While Texas used their latest bye week to mend the rash of injuries that have hamstrung the Longhorns since opening week, the cacophony questioning the program's viability cranked up – with subversive helpings from several iconic Longhorns.
Head coach Mack Brown appeared on The Dan Patrick Show on Sept. 27 to orchestrate some coast-to-coast damage control and proffer the final word on a year's worth of criticism and second guessing over Texas' failure to adequately vet Heisman Trophy-winning quarterbacks Robert Griffin III and Johnny Manziel, as well as Florida State freshman quarterback sensation, Jameis Winston. To speak nothing of Houston-area product Andrew Luck, Brown maintained that UT evaluated all three with varying intensity but only tendered a scholarship offer to Griffin III, as an "athlete."
Brown primarily wanted to dispel the particularly damaging rumor that Texas coveted A&M's Manziel as a defensive back. "We never offered [a scholarship to] Johnny," Brown told Patrick, "and we sure didn't offer him as a safety. That's been blown out of proportion."
Despite the shots that continue to emanate from fans and media, three former Longhorns have recently knifed their way into the conversation by calling for Brown's head. Former UT players Chris Simms – a quarterback under Brown from 1999-2002 – and Brian Jones, a decorated linebacker in 1989, joined Heisman-winning running back Earl Campbell in advocating for a change at the top.
Monday's news that DeLoss Dodds, Texas' athletic director since 1981 and an ardent Brown supporter, plans to step down next August doesn't bode well for a status quo at Texas football that's been characterized by mediocrity and rampant underdevelopment of prized recruits since 2010.
Meanwhile, the 2013 Longhorns are suddenly trending upward following their season-salvaging home victory over Kansas State to open conference play. The rehabilitating Horns get what should be a cakewalk Thursday night against downtrodden Iowa State (1-2) before commencement of Red River Armageddon against No. 11 Oklahoma (4-0) on October 12.

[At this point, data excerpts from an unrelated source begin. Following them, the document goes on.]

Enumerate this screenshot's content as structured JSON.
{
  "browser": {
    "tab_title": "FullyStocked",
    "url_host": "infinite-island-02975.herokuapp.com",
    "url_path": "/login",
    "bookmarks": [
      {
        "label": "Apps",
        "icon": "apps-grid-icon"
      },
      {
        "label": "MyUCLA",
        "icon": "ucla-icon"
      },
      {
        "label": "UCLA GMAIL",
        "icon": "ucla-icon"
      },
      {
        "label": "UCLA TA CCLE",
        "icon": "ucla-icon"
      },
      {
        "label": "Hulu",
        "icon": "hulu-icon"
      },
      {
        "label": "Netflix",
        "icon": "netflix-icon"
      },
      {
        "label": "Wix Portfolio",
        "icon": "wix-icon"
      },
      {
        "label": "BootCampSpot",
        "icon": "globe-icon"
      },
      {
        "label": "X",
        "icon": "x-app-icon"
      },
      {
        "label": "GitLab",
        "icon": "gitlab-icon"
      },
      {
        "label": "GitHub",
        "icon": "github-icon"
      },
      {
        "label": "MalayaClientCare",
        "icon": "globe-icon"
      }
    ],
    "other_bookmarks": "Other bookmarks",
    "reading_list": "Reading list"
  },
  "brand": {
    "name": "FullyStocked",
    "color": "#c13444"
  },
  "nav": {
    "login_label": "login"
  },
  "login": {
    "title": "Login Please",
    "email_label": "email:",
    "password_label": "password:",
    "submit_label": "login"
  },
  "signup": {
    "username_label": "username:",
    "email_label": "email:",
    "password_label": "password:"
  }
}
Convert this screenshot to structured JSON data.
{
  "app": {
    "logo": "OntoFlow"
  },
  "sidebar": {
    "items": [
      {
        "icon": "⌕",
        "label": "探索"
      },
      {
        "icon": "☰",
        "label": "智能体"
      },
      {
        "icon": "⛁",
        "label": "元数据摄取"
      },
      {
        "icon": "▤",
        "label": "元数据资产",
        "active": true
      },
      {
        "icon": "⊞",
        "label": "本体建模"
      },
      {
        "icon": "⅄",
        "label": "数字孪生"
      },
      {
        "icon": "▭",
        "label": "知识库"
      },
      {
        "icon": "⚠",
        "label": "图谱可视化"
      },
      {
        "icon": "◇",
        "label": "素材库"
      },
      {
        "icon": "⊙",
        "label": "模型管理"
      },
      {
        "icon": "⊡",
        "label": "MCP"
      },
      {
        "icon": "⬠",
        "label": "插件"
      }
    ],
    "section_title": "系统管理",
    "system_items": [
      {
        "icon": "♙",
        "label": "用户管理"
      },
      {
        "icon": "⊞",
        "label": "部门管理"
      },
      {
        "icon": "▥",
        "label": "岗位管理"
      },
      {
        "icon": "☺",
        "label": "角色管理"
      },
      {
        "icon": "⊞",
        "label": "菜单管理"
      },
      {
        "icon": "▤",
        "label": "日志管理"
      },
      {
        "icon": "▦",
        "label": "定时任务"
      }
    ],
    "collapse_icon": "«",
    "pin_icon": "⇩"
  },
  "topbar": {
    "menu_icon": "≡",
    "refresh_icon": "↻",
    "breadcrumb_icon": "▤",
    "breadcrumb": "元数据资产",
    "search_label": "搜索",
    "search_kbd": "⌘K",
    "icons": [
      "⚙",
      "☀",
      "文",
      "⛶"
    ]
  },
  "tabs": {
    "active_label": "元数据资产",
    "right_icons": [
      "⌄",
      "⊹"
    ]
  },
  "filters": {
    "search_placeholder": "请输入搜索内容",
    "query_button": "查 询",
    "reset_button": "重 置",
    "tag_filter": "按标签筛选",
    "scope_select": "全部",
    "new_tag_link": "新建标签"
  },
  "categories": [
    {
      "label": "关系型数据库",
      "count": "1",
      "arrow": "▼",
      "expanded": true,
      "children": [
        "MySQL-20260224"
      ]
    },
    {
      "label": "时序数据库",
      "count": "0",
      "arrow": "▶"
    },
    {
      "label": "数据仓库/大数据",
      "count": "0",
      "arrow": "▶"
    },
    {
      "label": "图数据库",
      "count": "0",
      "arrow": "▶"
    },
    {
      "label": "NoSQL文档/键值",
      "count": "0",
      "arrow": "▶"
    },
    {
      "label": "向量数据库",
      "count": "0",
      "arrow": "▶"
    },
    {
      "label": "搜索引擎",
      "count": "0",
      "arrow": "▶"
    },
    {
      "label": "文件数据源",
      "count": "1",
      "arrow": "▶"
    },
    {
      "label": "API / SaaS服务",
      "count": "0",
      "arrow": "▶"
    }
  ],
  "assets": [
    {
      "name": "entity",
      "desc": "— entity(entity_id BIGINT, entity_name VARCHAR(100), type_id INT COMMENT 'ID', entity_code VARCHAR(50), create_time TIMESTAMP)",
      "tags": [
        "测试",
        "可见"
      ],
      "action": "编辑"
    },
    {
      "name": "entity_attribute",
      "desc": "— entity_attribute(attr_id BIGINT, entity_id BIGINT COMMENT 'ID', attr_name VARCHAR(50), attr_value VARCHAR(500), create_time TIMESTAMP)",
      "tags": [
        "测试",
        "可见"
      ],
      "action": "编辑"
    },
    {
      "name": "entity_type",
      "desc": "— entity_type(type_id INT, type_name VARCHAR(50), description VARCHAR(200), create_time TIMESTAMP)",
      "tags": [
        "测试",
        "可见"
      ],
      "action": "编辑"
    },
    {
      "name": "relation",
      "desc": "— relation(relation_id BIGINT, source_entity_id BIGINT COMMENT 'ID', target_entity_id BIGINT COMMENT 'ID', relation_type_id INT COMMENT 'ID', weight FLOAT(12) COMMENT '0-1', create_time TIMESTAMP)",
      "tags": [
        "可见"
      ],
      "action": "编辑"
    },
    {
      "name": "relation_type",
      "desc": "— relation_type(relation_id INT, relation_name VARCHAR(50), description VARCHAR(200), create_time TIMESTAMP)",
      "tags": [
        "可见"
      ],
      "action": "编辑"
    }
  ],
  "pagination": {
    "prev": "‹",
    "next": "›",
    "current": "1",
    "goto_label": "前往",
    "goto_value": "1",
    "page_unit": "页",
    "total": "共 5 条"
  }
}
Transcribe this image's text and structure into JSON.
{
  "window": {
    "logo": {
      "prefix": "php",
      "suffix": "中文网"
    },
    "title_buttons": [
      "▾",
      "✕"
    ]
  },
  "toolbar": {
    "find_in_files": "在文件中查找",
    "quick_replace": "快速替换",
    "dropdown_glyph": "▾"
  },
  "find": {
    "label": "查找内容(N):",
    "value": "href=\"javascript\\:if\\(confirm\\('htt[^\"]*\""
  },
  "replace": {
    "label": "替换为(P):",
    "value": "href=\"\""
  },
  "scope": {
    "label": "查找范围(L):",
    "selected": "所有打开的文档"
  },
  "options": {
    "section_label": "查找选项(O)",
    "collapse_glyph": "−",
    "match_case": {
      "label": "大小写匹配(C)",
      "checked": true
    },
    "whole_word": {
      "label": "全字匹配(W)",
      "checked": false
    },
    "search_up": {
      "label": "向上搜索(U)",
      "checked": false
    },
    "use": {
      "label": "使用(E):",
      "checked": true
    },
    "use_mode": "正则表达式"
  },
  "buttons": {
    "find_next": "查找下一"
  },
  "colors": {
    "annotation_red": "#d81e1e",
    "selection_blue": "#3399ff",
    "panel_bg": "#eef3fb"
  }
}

If nothing more goes awry on the injury-front against the Cyclones, Texas will be at near full-strength for their bellwether bout with the Sooners. Quarterback David Ash's concussion will keep him out Thursday; backup Case McCoy will start in his place. Receiver/tailback Daje Johnson is likely to play against Iowa State; and senior receiver Mike Davis has been ruled a game-time decision.
The offense should reclaim a wealth of lost big-play potency, but can it possibly be enough to outscore the Big 12's heavyweights coming up over the next few weeks?